Learn how to get started with DataFrames, which are two-dimensional data structures for storing and manipulating data. DataFrames help with preparation of data for a machine learning model. DataFrames can also be used for data manipulation unrelated to machine learning.

Install Microsoft.Data.Analysis

In most cases, accessing DataFrame is as simple as referencing the Microsoft.Data.Analysis NuGet package.

.NET CLI
dotnet add package Microsoft.Data.Analysis

Load data

DataFrames make it easy to load tabular data. Create a comma-separated file called housing-prices.csv with the following data.

text
Id,Size,HistoricalPrice,CurrentPrice
1,600f,100000,170000
2,1000f,200000,225000
3,1000f,126000,195000
4,850f,150000,205000
5,900f,155000,210000
6,550f,99000,180000

Start by loading the data into a DataFrame.

C#
using System.IO;
using System.Linq;
using Microsoft.Data.Analysis;

// Define data path
var dataPath = Path.GetFullPath(@"housing-prices.csv");

// Load the data into the data frame
var dataFrame = DataFrame.LoadCsv(dataPath);

Inspect data

DataFrames store data as a collection of columns. This makes it easy to interact with the data.

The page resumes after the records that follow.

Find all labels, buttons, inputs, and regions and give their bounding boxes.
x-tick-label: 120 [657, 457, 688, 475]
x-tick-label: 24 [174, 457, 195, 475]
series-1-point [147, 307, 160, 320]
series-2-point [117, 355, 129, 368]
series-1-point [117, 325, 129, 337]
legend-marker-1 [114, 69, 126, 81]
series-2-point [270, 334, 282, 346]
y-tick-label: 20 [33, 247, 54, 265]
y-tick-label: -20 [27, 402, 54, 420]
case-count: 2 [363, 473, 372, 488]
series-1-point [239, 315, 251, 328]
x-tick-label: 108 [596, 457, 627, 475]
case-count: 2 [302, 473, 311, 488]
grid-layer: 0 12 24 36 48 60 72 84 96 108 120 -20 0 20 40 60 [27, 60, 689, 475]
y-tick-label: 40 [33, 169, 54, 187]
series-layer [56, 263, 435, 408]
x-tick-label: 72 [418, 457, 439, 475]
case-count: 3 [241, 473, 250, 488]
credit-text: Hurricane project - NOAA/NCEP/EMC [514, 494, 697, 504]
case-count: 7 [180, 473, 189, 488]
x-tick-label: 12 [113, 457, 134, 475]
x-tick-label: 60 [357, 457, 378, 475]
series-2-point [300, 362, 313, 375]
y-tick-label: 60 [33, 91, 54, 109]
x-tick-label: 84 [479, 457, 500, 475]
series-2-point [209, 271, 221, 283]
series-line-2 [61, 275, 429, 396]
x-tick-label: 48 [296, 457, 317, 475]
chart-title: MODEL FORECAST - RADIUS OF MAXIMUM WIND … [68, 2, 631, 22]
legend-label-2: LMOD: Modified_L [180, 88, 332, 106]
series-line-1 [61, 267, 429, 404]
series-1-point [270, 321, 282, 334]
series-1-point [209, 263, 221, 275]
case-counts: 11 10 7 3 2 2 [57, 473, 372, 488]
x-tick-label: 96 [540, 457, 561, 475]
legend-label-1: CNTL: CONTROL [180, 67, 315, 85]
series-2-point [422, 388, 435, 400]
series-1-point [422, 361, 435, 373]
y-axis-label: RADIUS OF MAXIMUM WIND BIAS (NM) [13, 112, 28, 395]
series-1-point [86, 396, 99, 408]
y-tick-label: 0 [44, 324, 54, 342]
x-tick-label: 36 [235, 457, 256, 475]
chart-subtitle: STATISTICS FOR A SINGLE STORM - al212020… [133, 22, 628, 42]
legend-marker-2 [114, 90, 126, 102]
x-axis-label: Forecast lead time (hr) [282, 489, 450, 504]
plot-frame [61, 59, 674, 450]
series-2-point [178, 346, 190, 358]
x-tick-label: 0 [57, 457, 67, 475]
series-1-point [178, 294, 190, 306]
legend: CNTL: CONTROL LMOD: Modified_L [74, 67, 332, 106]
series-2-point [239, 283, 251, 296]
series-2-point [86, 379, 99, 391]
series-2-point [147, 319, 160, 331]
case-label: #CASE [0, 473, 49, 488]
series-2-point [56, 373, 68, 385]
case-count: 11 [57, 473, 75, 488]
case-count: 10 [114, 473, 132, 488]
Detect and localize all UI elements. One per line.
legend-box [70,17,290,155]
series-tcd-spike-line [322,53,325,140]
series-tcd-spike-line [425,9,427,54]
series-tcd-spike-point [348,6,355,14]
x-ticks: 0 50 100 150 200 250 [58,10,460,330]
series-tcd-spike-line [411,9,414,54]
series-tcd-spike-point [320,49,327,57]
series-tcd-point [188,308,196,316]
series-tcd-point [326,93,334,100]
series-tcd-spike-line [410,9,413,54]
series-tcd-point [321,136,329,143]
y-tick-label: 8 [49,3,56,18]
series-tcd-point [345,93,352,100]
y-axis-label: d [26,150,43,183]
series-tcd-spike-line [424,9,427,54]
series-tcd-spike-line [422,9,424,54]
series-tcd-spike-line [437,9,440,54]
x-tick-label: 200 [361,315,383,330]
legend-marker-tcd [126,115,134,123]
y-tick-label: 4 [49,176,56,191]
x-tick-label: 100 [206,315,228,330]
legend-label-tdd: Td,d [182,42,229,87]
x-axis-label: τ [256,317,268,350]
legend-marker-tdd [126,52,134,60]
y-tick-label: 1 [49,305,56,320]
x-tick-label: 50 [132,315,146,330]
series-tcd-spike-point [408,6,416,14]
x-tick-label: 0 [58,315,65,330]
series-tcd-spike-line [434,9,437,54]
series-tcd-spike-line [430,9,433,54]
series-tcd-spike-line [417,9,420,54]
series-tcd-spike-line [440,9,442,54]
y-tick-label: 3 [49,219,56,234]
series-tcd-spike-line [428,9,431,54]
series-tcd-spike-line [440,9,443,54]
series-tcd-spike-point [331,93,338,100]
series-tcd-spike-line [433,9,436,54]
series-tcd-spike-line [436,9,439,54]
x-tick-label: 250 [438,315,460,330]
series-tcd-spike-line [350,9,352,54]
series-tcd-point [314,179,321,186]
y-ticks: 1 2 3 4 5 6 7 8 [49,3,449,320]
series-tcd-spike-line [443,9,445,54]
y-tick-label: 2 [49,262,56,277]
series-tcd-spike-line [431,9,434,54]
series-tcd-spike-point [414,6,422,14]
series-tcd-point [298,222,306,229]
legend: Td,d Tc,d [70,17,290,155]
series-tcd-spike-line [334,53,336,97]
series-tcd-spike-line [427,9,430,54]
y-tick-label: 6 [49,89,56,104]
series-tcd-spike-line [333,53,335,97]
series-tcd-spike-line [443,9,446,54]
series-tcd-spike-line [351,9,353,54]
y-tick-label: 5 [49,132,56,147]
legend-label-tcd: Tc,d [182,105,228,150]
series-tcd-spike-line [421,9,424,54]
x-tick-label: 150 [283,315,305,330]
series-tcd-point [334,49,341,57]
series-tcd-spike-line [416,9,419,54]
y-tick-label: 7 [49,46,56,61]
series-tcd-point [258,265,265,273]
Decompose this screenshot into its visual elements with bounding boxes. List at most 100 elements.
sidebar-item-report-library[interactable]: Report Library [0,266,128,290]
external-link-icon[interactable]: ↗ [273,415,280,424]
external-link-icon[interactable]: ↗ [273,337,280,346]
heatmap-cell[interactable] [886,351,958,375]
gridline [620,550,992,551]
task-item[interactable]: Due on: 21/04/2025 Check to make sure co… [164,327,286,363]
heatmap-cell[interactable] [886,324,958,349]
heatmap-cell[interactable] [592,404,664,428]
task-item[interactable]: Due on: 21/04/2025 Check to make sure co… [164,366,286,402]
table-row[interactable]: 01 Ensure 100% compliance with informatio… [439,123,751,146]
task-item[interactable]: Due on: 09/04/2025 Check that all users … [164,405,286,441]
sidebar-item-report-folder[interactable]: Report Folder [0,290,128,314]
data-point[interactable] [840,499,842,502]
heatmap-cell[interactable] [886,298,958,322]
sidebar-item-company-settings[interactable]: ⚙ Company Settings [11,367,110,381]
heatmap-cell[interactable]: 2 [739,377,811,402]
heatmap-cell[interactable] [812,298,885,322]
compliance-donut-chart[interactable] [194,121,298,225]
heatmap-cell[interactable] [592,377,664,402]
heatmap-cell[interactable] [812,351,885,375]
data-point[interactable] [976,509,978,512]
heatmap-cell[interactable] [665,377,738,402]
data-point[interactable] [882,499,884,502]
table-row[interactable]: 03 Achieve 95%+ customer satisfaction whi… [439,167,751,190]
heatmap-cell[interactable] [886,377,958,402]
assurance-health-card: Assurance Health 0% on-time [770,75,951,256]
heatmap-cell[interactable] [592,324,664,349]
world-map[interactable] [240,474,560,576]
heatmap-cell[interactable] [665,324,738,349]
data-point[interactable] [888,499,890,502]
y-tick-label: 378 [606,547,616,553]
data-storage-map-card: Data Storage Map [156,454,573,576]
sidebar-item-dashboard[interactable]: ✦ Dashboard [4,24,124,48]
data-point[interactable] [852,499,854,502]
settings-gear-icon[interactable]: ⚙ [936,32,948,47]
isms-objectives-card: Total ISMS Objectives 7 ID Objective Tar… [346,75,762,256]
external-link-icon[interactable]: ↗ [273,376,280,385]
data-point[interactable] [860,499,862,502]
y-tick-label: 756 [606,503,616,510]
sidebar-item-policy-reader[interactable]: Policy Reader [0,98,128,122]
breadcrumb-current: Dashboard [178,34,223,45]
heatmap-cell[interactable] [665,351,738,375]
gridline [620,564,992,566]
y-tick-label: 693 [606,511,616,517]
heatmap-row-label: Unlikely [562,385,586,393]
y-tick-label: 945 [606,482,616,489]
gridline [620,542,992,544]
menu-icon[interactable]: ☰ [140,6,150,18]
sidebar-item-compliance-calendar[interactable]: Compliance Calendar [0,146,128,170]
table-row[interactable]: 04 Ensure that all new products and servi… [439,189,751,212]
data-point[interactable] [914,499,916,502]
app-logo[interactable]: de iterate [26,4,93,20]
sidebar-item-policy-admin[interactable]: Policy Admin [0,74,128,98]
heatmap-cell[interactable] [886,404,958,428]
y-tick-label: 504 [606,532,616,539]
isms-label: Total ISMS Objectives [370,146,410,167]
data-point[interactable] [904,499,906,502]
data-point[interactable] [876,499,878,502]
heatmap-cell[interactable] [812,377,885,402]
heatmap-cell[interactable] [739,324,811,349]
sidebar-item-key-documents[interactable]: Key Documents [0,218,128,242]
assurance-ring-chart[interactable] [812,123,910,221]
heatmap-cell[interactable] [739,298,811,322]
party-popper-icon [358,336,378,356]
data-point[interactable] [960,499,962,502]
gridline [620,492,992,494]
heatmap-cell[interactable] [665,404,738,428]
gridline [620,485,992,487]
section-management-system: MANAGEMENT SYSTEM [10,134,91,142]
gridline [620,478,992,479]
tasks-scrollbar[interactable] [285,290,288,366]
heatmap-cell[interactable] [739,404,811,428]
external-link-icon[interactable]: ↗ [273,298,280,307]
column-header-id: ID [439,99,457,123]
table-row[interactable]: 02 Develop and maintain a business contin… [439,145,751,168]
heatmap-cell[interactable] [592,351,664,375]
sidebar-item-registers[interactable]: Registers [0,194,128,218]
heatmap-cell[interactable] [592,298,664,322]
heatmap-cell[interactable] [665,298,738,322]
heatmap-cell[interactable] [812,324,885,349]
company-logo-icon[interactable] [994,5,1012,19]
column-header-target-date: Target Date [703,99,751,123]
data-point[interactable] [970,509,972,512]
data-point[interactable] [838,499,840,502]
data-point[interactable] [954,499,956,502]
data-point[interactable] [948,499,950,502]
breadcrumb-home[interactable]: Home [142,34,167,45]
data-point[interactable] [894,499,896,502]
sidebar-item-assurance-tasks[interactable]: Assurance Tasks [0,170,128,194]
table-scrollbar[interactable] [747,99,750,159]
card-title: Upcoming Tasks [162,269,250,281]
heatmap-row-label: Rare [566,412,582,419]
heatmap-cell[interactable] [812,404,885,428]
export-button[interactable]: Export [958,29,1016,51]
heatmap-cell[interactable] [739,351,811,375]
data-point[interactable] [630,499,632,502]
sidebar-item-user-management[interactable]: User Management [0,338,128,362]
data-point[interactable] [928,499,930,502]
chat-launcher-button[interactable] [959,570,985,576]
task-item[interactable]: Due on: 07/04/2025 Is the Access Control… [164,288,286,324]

To get a preview of the column datatypes, run Info().

C#
dataFrame.Info();

To get a summary of the data, run Description().

C#
dataFrame.Description();

Transform data

There are a variety of transformative options for data. The DataFrame and DataFrameColumn classes expose a number of useful APIs including binary operations, computations, joins, merges, and handling missing values.

For example, this data can be edited to compare historical prices to current prices accounting for inflation. You can apply a computation to all of the values and save the results in a new column.

C#
dataFrame["ComputedPrices"] = dataFrame["HistoricalPrice"].Multiply(2);

Data can be sorted into groups from the values in a specific column.

C#
var sortedDataFrame = dataFrame.GroupBy("Size");

Data can be filtered based on different equality metrics. This example uses a ElementWise equality function, and then filters based on the Boolean result column to get a new DataFrame with only the appropriate values.

C#
PrimitiveDataFrameColumn<bool> boolFilter = dataFrame["CurrentPrice"].ElementwiseGreaterThan(200000);
DataFrame filteredDataFrame = dataFrame.Filter(boolFilter);

Combine data sources

Consider the following raw data:

text
Id, Bedrooms
1, 1
2, 2
3, 3
4, 2
5, 3
6, 1

DataFrames can be constructed from individual data columns. Create a DataFrame from a list of the raw data.

C#
var ids = new List<Single>() {1,2,3,4,5,6};
var bedrooms = new List<Single>() {1, 2, 3, 2, 3, 1};

var idColumn = new SingleDataFrameColumn("Id", ids);
var bedroomColumn = new SingleDataFrameColumn("BedroomNumber", bedrooms);
var dataFrame2 = new DataFrame(idColumn, bedroomColumn);

The two DataFrames can be merged based on the Id value. The merge function takes both DataFrames and combine rows based on their Id value.

C#
dataFrame = dataFrame.Merge(dataFrame2, new string[] {"Id"}, new string[] {"Id"});

Save DataFrames

Results can be saved back into a .csv format.

C#
DataFrame.SaveCsv(dataFrame, "result.csv", ',');

Use DataFrame with ML.NET

DataFrames work directly with ML.NET. DataFrame implements the IDataView and can be used to train a model.